Se da un lato riconosciamo sicuramente le lezioni del precedente “Serf’s Up!“, che ritroviamo nell’energia di Bullett Of Dignity, nei toni pastorali della ballata Religion For One e nelle hits elettroniche Work e What’s That You Say, vicinissime al figlio d’arte Baxter Dury (con cui i Nostri avevano peraltro collaborato nel precedente disco), dall’altro percepiamo immediatamente la dipartita (questa volta definitiva) del chitarrista Saul Adamczewski, iconico volto della band, il cui primo capitolo da solista precede questa uscita discografica solamente di qualche mese (“Adventures In Limbo”, tra l’altro consigliatissimo). Una mancanza davvero pesante, quest’ultima, che si palesa soprattutto nei pezzi con radici nel primissimo suond della band (parlo di Feed the Horse, che inizialmente ci fa sperare in una nuova “Touch The Leather” per poi perdersi in ansiogeni andirivieni fini a sé stessi).
Insomma, “Forgiveness Is Yours” è un album difficile, privo di altissimi e sperimentale in una direzione troppo volentieri estrema, che non conosce compromessi. In un articolo per UnHerd, lo stesso frontman aveva palesato le proprie intenzioni analizzando la mancanza di “Kurt Cobains” contemporanei, figure autentiche del rock’n’roll, che di questi tempi ritroviamo a suo avviso solamente nel rap, portando come esempio l’onnipotente Ye (e chi altro?). In un certo senso lo capisco, questo Lias. Ce l’avevano fatto credere gli Artic Monkeys e i The Libertines, ma dove sono ora?
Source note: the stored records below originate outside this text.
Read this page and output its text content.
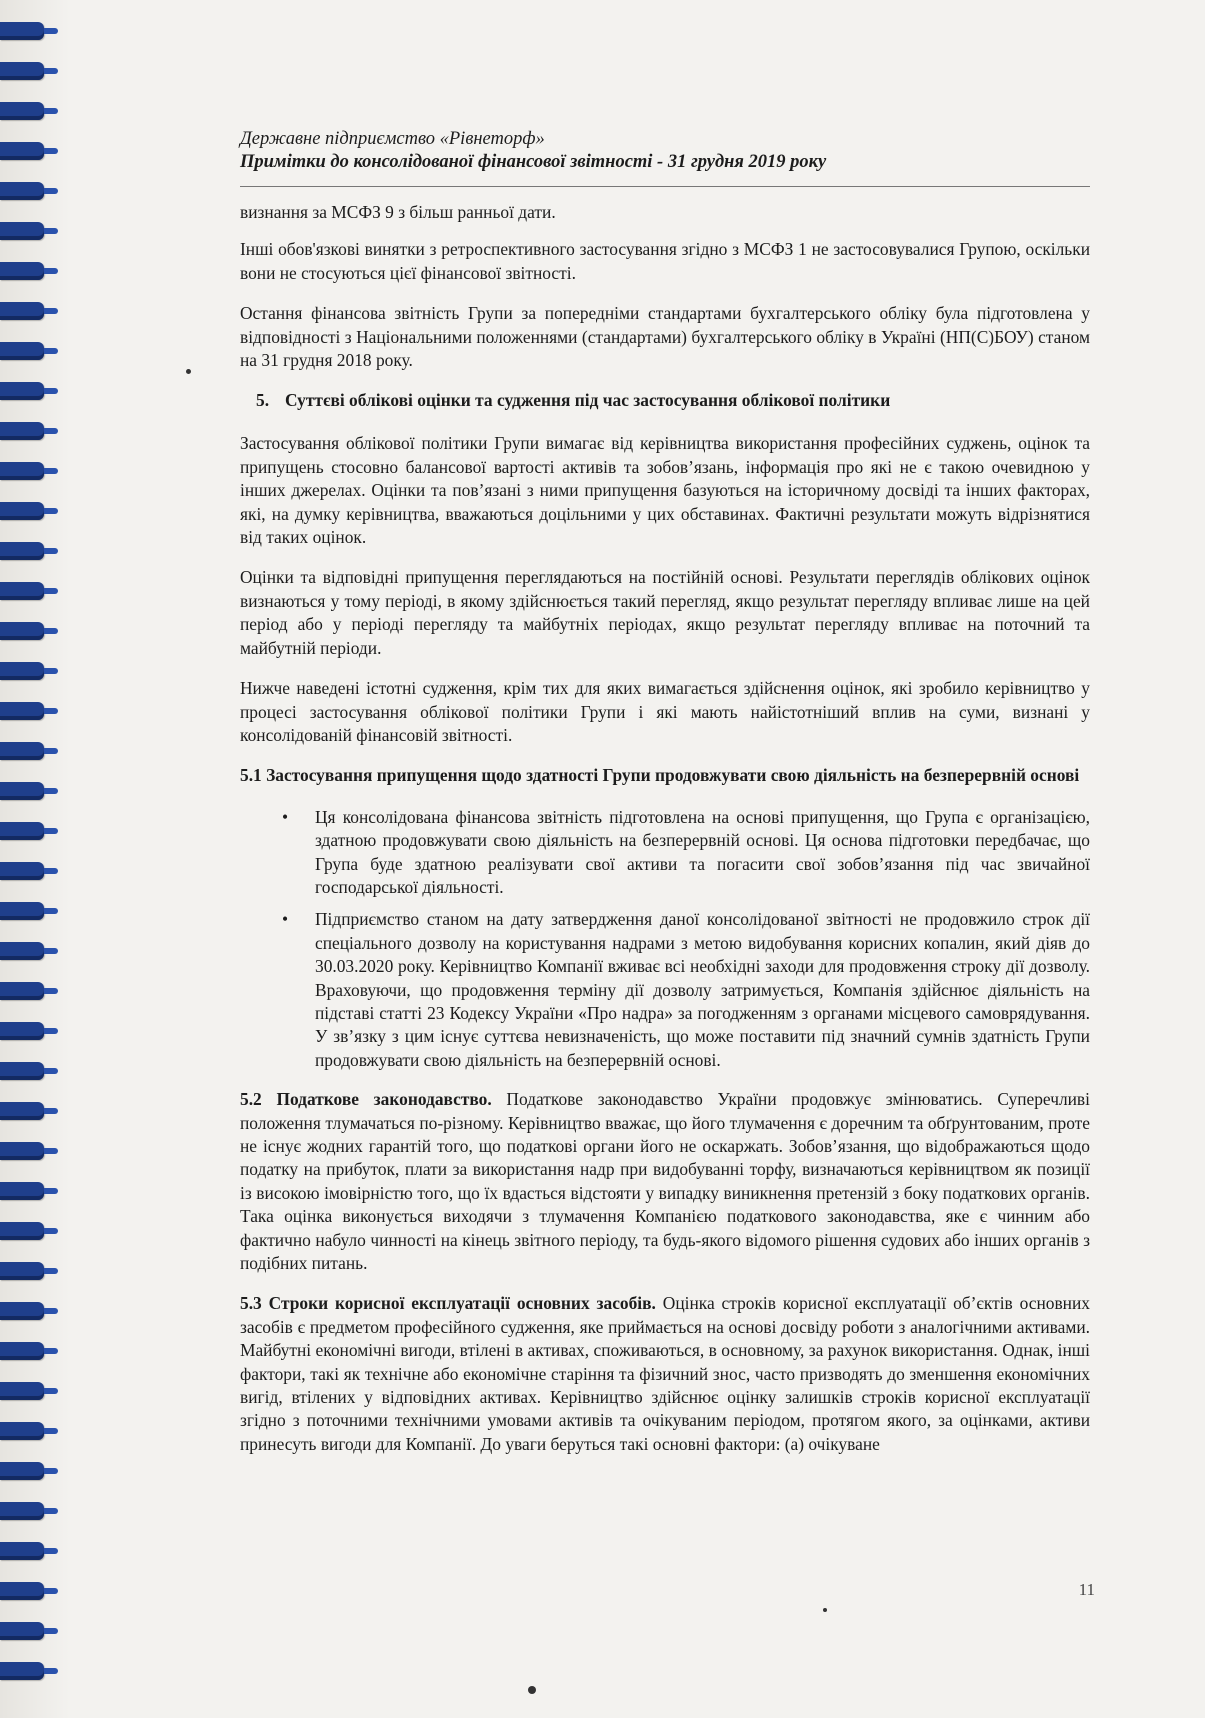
Державне підприємство «Рівнеторф»
Примітки до консолідованої фінансової звітності - 31 грудня 2019 року

визнання за МСФЗ 9 з більш ранньої дати.

Інші обов'язкові винятки з ретроспективного застосування згідно з МСФЗ 1 не застосовувалися Групою, оскільки вони не стосуються цієї фінансової звітності.

Остання фінансова звітність Групи за попередніми стандартами бухгалтерського обліку була підготовлена у відповідності з Національними положеннями (стандартами) бухгалтерського обліку в Україні (НП(С)БОУ) станом на 31 грудня 2018 року.

5. Суттєві облікові оцінки та судження під час застосування облікової політики

Застосування облікової політики Групи вимагає від керівництва використання професійних суджень, оцінок та припущень стосовно балансової вартості активів та зобов’язань, інформація про які не є такою очевидною у інших джерелах. Оцінки та пов’язані з ними припущення базуються на історичному досвіді та інших факторах, які, на думку керівництва, вважаються доцільними у цих обставинах. Фактичні результати можуть відрізнятися від таких оцінок.

Оцінки та відповідні припущення переглядаються на постійній основі. Результати переглядів облікових оцінок визнаються у тому періоді, в якому здійснюється такий перегляд, якщо результат перегляду впливає лише на цей період або у періоді перегляду та майбутніх періодах, якщо результат перегляду впливає на поточний та майбутній періоди.

Нижче наведені істотні судження, крім тих для яких вимагається здійснення оцінок, які зробило керівництво у процесі застосування облікової політики Групи і які мають найістотніший вплив на суми, визнані у консолідованій фінансовій звітності.

5.1 Застосування припущення щодо здатності Групи продовжувати свою діяльність на безперервній основі
• Ця консолідована фінансова звітність підготовлена на основі припущення, що Група є організацією, здатною продовжувати свою діяльність на безперервній основі. Ця основа підготовки передбачає, що Група буде здатною реалізувати свої активи та погасити свої зобов’язання під час звичайної господарської діяльності.
• Підприємство станом на дату затвердження даної консолідованої звітності не продовжило строк дії спеціального дозволу на користування надрами з метою видобування корисних копалин, який діяв до 30.03.2020 року. Керівництво Компанії вживає всі необхідні заходи для продовження строку дії дозволу. Враховуючи, що продовження терміну дії дозволу затримується, Компанія здійснює діяльність на підставі статті 23 Кодексу України «Про надра» за погодженням з органами місцевого самоврядування. У зв’язку з цим існує суттєва невизначеність, що може поставити під значний сумнів здатність Групи продовжувати свою діяльність на безперервній основі.

5.2 Податкове законодавство. Податкове законодавство України продовжує змінюватись. Суперечливі положення тлумачаться по-різному. Керівництво вважає, що його тлумачення є доречним та обґрунтованим, проте не існує жодних гарантій того, що податкові органи його не оскаржать. Зобов’язання, що відображаються щодо податку на прибуток, плати за використання надр при видобуванні торфу, визначаються керівництвом як позиції із високою імовірністю того, що їх вдасться відстояти у випадку виникнення претензій з боку податкових органів. Така оцінка виконується виходячи з тлумачення Компанією податкового законодавства, яке є чинним або фактично набуло чинності на кінець звітного періоду, та будь-якого відомого рішення судових або інших органів з подібних питань.

5.3 Строки корисної експлуатації основних засобів. Оцінка строків корисної експлуатації об’єктів основних засобів є предметом професійного судження, яке приймається на основі досвіду роботи з аналогічними активами. Майбутні економічні вигоди, втілені в активах, споживаються, в основному, за рахунок використання. Однак, інші фактори, такі як технічне або економічне старіння та фізичний знос, часто призводять до зменшення економічних вигід, втілених у відповідних активах. Керівництво здійснює оцінку залишків строків корисної експлуатації згідно з поточними технічними умовами активів та очікуваним періодом, протягом якого, за оцінками, активи принесуть вигоди для Компанії. До уваги беруться такі основні фактори: (а) очікуване

11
Alex Turner a riempirsi i capelli di brillantina come un divo anni Cinquanta e Pete Doherty ad ingozzarsi di croque-monsieur in Normandia. Per carità, nulla contro la crescita personale e la sobrietà, ma mi concederete che sia un colpo basso per tutti i “giovani” (“You say you’re just 31” cantano qui in Bullett Of Dignity) cresciuti a pane e Nirvana (o pane e The Fall, nel caso caso dei FWF).
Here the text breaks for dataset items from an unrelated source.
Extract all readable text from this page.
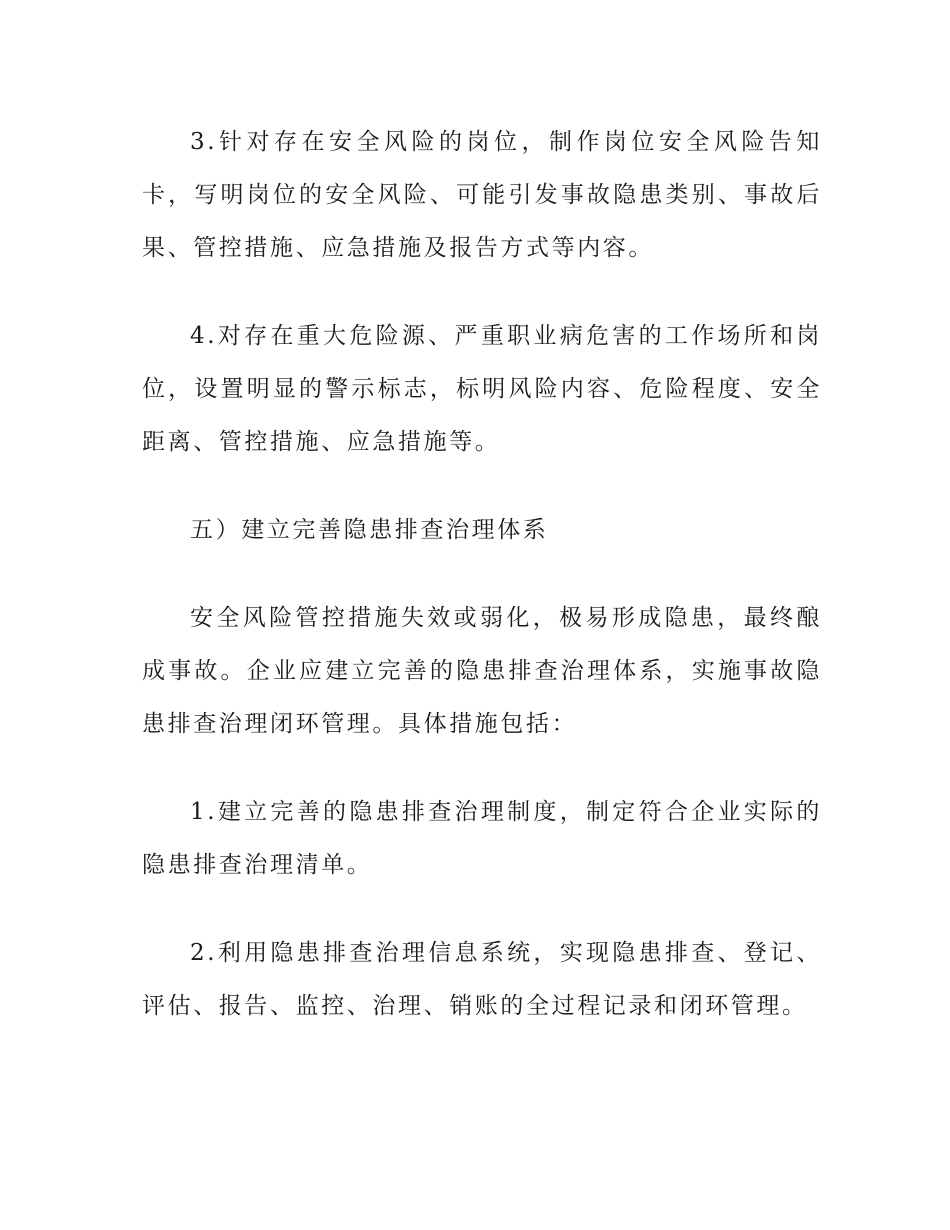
3.针对存在安全风险的岗位，制作岗位安全风险告知卡，写明岗位的安全风险、可能引发事故隐患类别、事故后果、管控措施、应急措施及报告方式等内容。

4.对存在重大危险源、严重职业病危害的工作场所和岗位，设置明显的警示标志，标明风险内容、危险程度、安全距离、管控措施、应急措施等。

五）建立完善隐患排查治理体系

安全风险管控措施失效或弱化，极易形成隐患，最终酿成事故。企业应建立完善的隐患排查治理体系，实施事故隐患排查治理闭环管理。具体措施包括：

1.建立完善的隐患排查治理制度，制定符合企业实际的隐患排查治理清单。

2.利用隐患排查治理信息系统，实现隐患排查、登记、评估、报告、监控、治理、销账的全过程记录和闭环管理。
Personalmente, trovo che Lias Saoudi – autodefinitosi “performance artist e lyric whore” – abbia davvero qualcosa di unico, che manca alle sopracitate rock stars e che ritroviamo in pochissime altre realtà contemporanee (forse il conterraneo BC Camplight?): parlo della capacità di trascinarci nel proprio inferno personale strappandoci un sorriso. Prendete Today You Become Man: Lias ci racconta di quando, alla tenera età di 5 anni, con la scusa di andare a comprare un libro in città, venne incastrato dal padre in una ritualistica circoncisione DIY in un casale abbandonato della campagna Algerina. Un autentico trauma, che il Nostro decide però di esteriorizzare nel più inaspettato e sardonico dei modi: ritornando nel luogo del delitto per girare una videoclip che, in fin dei conti, è il bootleg nordafricano di “Bittersweet Symphony”, con tanto di giacca di pelle e lenti a contatto blu oceano per impersonare la leggendaria camminata controcorrente di Richard Ashcroft. Come si suol dire: ciò che non uccide, fortifica.
“Who goes book shopping by convoy?”, “Maybe this is just Muslim Christmas or something?”: queste le domande che si pone Saoudi nel sopracitato singolo-monologo, autoderidendo la propria naïveté in quell’orribile situazione. Dal canto nostro, la domanda che ci poniamo all’ascolto di “Forgiveness Is Yours“, dopo esattamente una decade di FWF, è tutt’altra: considerando gli ottimi progetti paralleli, gli screzi interpersonali, e il fatto che comunque siano sopravvissuti di gran lunga ai fatidici 27 anni, che valga ancora la pena tenere insieme la vecchia banda?